Michael J. Heller, distinguished scientist at OHSU Knight Cancer Institute’s Cancer Early Detection Advanced Research (CEDAR) center, presented on the topic at the 2019 Next Generation Dx Summit. It’s a surprisingly simple approach to multi-omic analysis that uses on-chip immunofluorescence analysis to identify and quantify biomarkers in as little as 15 to 20 minutes, he says.
In addition to being a renowned expert in nanotechnology, Heller is emeritus professor of bioengineering and nanoengineering at the University of California San Diego (UCSD). The lab-on-a-chip platform under discussion is known commercially as Verita, ACE technology manufactured by Biological Dynamics that is target-agnostic. Heller mentored its CEO, Raj Krishnan, while at UCSD and receives royalties for much of his work with the company.
The technology has been used to extract cfDNA as well as circulating tumor DNA from blood, says Heller, and digital polymerase chain reaction and Sanger sequencing have provided a “reality check” of its performance relative to traditional methods of differentiating lethal from nonlethal conditions.

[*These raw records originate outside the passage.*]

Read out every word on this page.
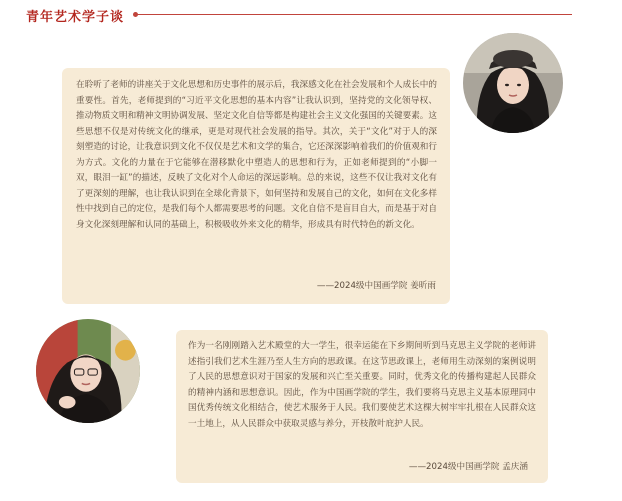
青年艺术学子谈

在聆听了老师的讲座关于文化思想和历史事件的展示后，我深感文化在社会发展和个人成长中的重要性。首先，老师提到的“习近平文化思想的基本内容”让我认识到，坚持党的文化领导权、推动物质文明和精神文明协调发展、坚定文化自信等都是构建社会主义文化强国的关键要素。这些思想不仅是对传统文化的继承，更是对现代社会发展的指导。其次，关于“文化”对于人的深刻塑造的讨论，让我意识到文化不仅仅是艺术和文学的集合，它还深深影响着我们的价值观和行为方式。文化的力量在于它能够在潜移默化中塑造人的思想和行为，正如老师提到的“小脚一双，眼泪一缸”的描述，反映了文化对个人命运的深远影响。总的来说，这些不仅让我对文化有了更深刻的理解，也让我认识到在全球化背景下，如何坚持和发展自己的文化，如何在文化多样性中找到自己的定位，是我们每个人都需要思考的问题。文化自信不是盲目自大，而是基于对自身文化深刻理解和认同的基础上，积极吸收外来文化的精华，形成具有时代特色的新文化。

——2024级中国画学院 姜昕雨

作为一名刚刚踏入艺术殿堂的大一学生，很幸运能在下乡期间听到马克思主义学院的老师讲述指引我们艺术生涯乃至人生方向的思政课。在这节思政课上，老师用生动深刻的案例说明了人民的思想意识对于国家的发展和兴亡至关重要。同时，优秀文化的传播构建起人民群众的精神内涵和思想意识。因此，作为中国画学院的学生，我们要将马克思主义基本原理同中国优秀传统文化相结合，使艺术服务于人民。我们要使艺术这棵大树牢牢扎根在人民群众这一土地上，从人民群众中获取灵感与养分，开枝散叶庇护人民。

——2024级中国画学院 孟庆涵
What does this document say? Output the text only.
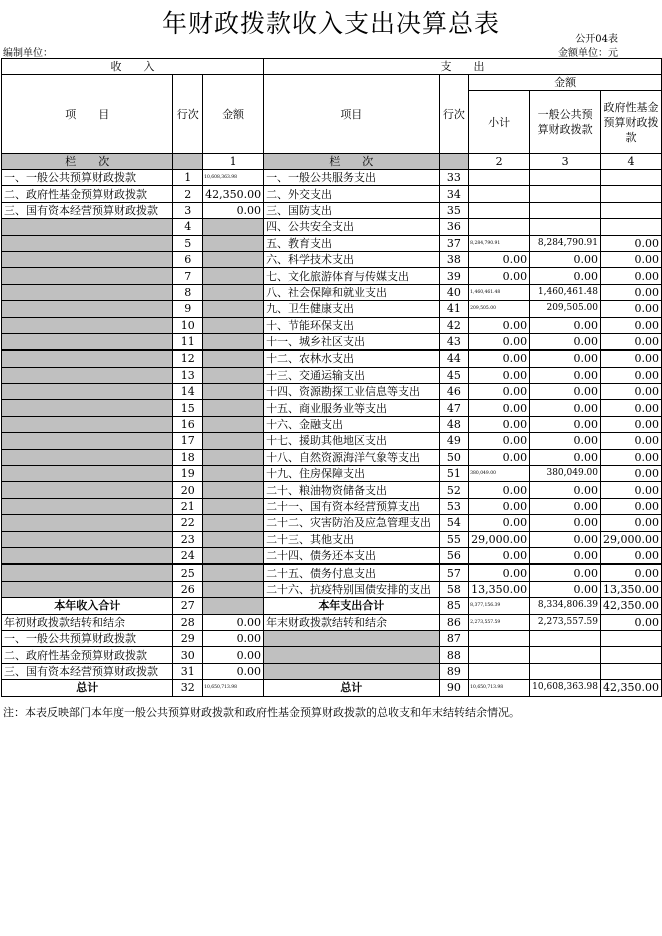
年财政拨款收入支出决算总表
公开04表
编制单位：	金额单位：元
收　　入			支　　出				
项　　目	行次	金额	项目	行次	金额		
					小计	一般公共预算财政拨款	政府性基金预算财政拨款
栏　　次		1	栏　　次		2	3	4
一、一般公共预算财政拨款	1	10,608,363.98	一、一般公共服务支出	33			
二、政府性基金预算财政拨款	2	42,350.00	二、外交支出	34			
三、国有资本经营预算财政拨款	3	0.00	三、国防支出	35			
	4		四、公共安全支出	36			
	5		五、教育支出	37	8,284,790.91	8,284,790.91	0.00
	6		六、科学技术支出	38	0.00	0.00	0.00
	7		七、文化旅游体育与传媒支出	39	0.00	0.00	0.00
	8		八、社会保障和就业支出	40	1,460,461.48	1,460,461.48	0.00
	9		九、卫生健康支出	41	209,505.00	209,505.00	0.00
	10		十、节能环保支出	42	0.00	0.00	0.00
	11		十一、城乡社区支出	43	0.00	0.00	0.00
	12		十二、农林水支出	44	0.00	0.00	0.00
	13		十三、交通运输支出	45	0.00	0.00	0.00
	14		十四、资源勘探工业信息等支出	46	0.00	0.00	0.00
	15		十五、商业服务业等支出	47	0.00	0.00	0.00
	16		十六、金融支出	48	0.00	0.00	0.00
	17		十七、援助其他地区支出	49	0.00	0.00	0.00
	18		十八、自然资源海洋气象等支出	50	0.00	0.00	0.00
	19		十九、住房保障支出	51	380,049.00	380,049.00	0.00
	20		二十、粮油物资储备支出	52	0.00	0.00	0.00
	21		二十一、国有资本经营预算支出	53	0.00	0.00	0.00
	22		二十二、灾害防治及应急管理支出	54	0.00	0.00	0.00
	23		二十三、其他支出	55	29,000.00	0.00	29,000.00
	24		二十四、债务还本支出	56	0.00	0.00	0.00
	25		二十五、债务付息支出	57	0.00	0.00	0.00
	26		二十六、抗疫特别国债安排的支出	58	13,350.00	0.00	13,350.00
本年收入合计	27		本年支出合计	85	8,377,156.39	8,334,806.39	42,350.00
年初财政拨款结转和结余	28	0.00	年末财政拨款结转和结余	86	2,273,557.59	2,273,557.59	0.00
一、一般公共预算财政拨款	29	0.00		87			
二、政府性基金预算财政拨款	30	0.00		88			
三、国有资本经营预算财政拨款	31	0.00		89			
总计	32	10,650,713.98	总计	90	10,650,713.98	10,608,363.98	42,350.00
注：本表反映部门本年度一般公共预算财政拨款和政府性基金预算财政拨款的总收支和年末结转结余情况。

Low levels of exosomes and cfDNA in samples is the central problem, says Heller. But “a lot of other things are floating around in there” that potentially harbor mutations and shouldn’t be overlooked, including high molecular weight DNA abundant in cancer screening samples. “There’s not a lot of DNA in there, period, so we don’t want to throw any of it away.”
The ACE microarray chip features 400 tiny electrodes that cause everything of potential interest to congregate in high electric field regions, Heller explains. Immunofluorescence staining is then used to immediately label the findings—for example, a cancer immunotherapy target such as programmed death-ligand 1 (PD-LI).
A few years back, researchers demonstrated that the device could be used to quickly isolate cfDNA in the blood of patients with chronic lymphocytic leukemia. In a subsequent study (DOI: 10.1021/acsnano.7b08199) published last year in ACS Nano, the chip was used to rapidly detect pancreatic cancer by staining the target biomarkers glypican-1 and CD63. In a smaller group of colon cancer patient samples, elevated glypican-1 was also observed but only for those with metastatic disease.
The “big lesson” from the study came from the one-third of samples (about a dozen) that doctors had determined were either benign or pancreatitis, says Heller. Two of the outliers ended up with pancreatic cancer, as the ACE microarray chip had predicted, and one later turned out to be liver cancer.
Most recently, Heller and his colleagues showed how the device could be used as a glioblastoma biomarker platform by isolating and characterizing extracellular vesicles derived from plasma specimens of patients with brain tumors—specifically, glial fibrillary acidic protein (GFAP) and Tau.
In a forthcoming publication, Heller says, its utility in evaluating patients with traumatic brain injury will be described. In the 40-patient study, results produced by the chip in searching for brain biomarkers in three-day-old blood correlated well with findings on CT scans. The chip is also showing promise in the diagnosis of prostate cancer using a biomarker specific to bone metastasis, and the findings can be generated in about one hour.